Prof. Ivan Sascha Sheehan is the Executive Director of the School of Public and International Affairs at the University of Baltimore. Opinions expressed are his own. Follow him on Twitter @ProfSheehan.
Last Wednesday, the New York Post published an op-ed by the State Department’s Special Representative for Iran, Brian Hook, which blamed the taxpayer-funded Voice of America for turning its Persian service into something more akin to the “voice of the mullahs.” VOA Persian should lose its public funding, he said, if its coverage of Iranian affairs does not change.
Hook is right, and his criticism comes at a crucial moment. The regime is facing an unprecedented set of challenges but public awareness of this fact is falling behind. Tehran’s longstanding efforts to control the flow of information notwithstanding, the Iranian people are desperately trying to evade the regime’s extreme media censorship through modern technology. But they must have reliable sources of information to call on.
In the presence of this information, Iranians from all walks of life can develop a clear understanding of the suppressive regime’s vulnerabilities. Independent news outlets can provide essential insights on the regime’s corruption and its disastrous response to the coronavirus pandemic, for example. Such outlets can help Iranians to understand that there is value in organizing, and that there is support for their cause throughout the world.
This is what the Voice of America should be articulating. The broadcasting services was specifically designed to represent American values and policies to foreign media markets. But sadly, VOA’s Persian service has often repeated the official narratives of the Iranian regime.
VOA’s executives and contributors feel some anxiety about standing up to Iranian state propaganda. The regime has taken revenge on other outlets for doing just that. In 2017, it froze the assets of more than 150 staff and contributors of the BBC’s Persian service, even though the BBC is more pro-regime than VOA in its official narrative.

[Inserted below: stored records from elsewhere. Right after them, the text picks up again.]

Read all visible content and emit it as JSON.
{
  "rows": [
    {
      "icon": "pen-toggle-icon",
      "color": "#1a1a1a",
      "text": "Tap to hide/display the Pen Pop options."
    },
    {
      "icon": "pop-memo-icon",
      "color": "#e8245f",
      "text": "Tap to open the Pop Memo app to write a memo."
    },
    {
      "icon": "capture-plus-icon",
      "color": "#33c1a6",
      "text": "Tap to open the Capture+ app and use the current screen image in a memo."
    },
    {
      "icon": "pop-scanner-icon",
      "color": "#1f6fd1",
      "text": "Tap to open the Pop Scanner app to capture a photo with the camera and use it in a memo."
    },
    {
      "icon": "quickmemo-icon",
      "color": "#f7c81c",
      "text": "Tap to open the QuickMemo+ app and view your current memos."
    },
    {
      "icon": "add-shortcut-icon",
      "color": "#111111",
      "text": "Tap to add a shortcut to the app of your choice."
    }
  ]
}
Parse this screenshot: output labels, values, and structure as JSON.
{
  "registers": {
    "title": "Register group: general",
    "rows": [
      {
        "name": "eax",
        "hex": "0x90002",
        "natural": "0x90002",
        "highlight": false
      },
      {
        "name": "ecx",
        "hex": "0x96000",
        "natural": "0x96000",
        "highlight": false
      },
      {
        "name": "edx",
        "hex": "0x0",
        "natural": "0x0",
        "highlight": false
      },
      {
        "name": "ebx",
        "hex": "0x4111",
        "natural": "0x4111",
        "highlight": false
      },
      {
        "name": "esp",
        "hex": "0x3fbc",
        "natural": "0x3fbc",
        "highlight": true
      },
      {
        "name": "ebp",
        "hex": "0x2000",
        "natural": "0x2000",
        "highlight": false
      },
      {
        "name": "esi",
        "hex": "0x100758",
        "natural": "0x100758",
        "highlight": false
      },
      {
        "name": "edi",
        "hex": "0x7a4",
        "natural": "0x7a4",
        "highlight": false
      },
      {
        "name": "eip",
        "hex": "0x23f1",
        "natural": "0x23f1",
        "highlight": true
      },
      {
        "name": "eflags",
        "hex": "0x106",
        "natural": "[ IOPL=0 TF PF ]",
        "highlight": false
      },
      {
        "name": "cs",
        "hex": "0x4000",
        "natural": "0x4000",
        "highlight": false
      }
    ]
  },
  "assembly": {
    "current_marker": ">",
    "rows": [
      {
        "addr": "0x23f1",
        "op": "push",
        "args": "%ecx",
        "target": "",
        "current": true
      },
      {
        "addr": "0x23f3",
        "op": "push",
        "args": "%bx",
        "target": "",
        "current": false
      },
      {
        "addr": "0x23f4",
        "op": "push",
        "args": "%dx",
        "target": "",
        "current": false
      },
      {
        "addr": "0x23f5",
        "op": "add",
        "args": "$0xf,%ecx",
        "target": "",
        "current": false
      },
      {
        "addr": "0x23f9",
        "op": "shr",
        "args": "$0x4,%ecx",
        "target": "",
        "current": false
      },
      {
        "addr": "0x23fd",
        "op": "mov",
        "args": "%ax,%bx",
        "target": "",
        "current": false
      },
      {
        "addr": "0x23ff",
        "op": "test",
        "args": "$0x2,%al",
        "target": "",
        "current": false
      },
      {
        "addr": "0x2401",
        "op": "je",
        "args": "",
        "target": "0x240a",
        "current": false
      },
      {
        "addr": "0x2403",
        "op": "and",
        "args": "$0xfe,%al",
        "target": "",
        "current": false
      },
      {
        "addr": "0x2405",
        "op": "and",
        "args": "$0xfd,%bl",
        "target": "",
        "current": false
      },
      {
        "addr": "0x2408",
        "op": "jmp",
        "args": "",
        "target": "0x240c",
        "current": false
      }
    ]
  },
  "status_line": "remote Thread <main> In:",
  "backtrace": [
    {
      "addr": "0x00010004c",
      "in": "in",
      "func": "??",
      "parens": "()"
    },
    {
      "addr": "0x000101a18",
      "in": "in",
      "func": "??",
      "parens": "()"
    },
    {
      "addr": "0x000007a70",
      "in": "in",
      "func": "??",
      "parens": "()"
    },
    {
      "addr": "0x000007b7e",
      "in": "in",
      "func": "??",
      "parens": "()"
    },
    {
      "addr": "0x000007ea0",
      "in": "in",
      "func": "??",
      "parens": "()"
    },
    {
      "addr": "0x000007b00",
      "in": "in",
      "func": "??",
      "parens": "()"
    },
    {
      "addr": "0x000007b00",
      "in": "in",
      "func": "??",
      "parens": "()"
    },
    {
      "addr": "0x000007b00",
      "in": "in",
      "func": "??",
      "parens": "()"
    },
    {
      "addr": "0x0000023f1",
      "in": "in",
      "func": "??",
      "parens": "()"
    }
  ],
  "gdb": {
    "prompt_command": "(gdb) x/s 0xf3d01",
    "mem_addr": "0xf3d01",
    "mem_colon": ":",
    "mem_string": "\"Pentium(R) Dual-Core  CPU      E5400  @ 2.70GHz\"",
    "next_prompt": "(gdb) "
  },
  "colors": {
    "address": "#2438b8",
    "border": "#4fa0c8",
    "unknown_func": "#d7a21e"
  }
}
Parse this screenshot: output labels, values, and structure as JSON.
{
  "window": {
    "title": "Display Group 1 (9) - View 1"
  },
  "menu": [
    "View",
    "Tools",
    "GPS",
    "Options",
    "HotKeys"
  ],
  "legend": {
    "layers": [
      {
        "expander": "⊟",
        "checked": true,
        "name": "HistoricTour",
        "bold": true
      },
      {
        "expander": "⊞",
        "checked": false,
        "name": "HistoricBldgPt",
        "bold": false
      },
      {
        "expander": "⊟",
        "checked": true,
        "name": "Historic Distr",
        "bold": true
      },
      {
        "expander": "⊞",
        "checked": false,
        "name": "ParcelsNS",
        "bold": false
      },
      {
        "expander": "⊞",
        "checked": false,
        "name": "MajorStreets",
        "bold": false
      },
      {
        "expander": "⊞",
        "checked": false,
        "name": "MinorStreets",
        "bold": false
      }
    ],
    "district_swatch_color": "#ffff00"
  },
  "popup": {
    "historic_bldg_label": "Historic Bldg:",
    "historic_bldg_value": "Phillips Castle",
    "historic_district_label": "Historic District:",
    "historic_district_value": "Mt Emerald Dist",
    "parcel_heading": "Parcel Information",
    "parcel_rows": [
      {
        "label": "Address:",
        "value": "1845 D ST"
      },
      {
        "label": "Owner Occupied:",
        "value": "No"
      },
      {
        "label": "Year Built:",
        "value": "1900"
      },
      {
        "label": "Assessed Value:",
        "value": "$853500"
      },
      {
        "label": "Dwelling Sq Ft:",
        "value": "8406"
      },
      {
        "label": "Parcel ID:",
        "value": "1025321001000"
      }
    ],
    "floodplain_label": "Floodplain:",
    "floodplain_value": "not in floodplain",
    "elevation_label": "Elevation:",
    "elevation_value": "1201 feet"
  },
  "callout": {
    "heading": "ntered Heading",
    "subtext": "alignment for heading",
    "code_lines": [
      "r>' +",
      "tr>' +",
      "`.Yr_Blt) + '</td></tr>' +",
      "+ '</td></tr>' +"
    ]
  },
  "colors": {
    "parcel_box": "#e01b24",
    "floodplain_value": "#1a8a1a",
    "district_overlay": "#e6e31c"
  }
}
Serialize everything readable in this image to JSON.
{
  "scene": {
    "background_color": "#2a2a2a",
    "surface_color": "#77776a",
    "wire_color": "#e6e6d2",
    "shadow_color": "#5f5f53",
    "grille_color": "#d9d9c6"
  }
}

Awareness of this repression may explain why VOA would be hesitant to seek out Iranian reporters and sources. Independent contributors may risk arrest, imprisonment, and even torture.
Yet this hesitation cannot explain why VOA refuses to air content provided by people whose desire to tell the truth has already made them targets of the regime’s crackdowns.They are courageous and they want the world to hear their voices.
Last year, the main opposition coalition, the National Council of Resistance of Iran (NCRI), issued more than 70 statements about the nationwide anti-regime uprisings in November. It released names for half of the estimated 1,500 protesters who were killed during the unrest, as well as pictures of about 200 of them. Despite the NCRI’s best efforts to communicate this information through respected news outlets, VOA repeatedly rebuffed the offers.
It’s not just that VOA has refused to cover the NCRI’s estimates and findings on the ground inside Iran, where there was an all-out internet blackout in November. It shamefully hasn’t reported on November’s crackdown on dissent at all. As Hook noted in his op-ed, while the nationwide protests were still in full swing, VOA Persian eschewed the news altogether and aired nature documentaries.
That the outlet disregarded any mention of the driving force behind the protests is also troublesome. Its last known mention of the NCRI, for example, is a year and a half old.Yet over that same period, senior regime officials pointed to the NCRI and its leading constituent group, the Mujahedin-e Khalq (MEK), dozens of times. The regime has warned that it has, and will continue to, suppress “resistance units” of the MEK, which have been spreading across the country.
In recent weeks, the NCRI has reported a wave of arrests and interrogations targeting suspected supporters of the MEK. This, too, has been categorically ignored by VOA Persian. Do U.S. officials require further indication that the American news outlet flagrantly disregards publicly disclosed narratives that might reflect badly on the regime?
The Iranian people deserve a reliable source of news about Tehran’s failings and its abuses.They deserve to know that foreign media will not turn a blind eye to the efforts of organized movements for political and social change. For that matter, U.S. taxpayers deserve the same thing. American interests would be well served by exposing the Iranian regime’s malign activities and promoting domestic groups that have proven willing to stand up to the mullahs.
If Voice of America will not serve that role, perhaps its 17 million dollars in annual taxpayer funds would be better spent helping existing Resistance-affiliated news outlets to reach the Iranian people directly.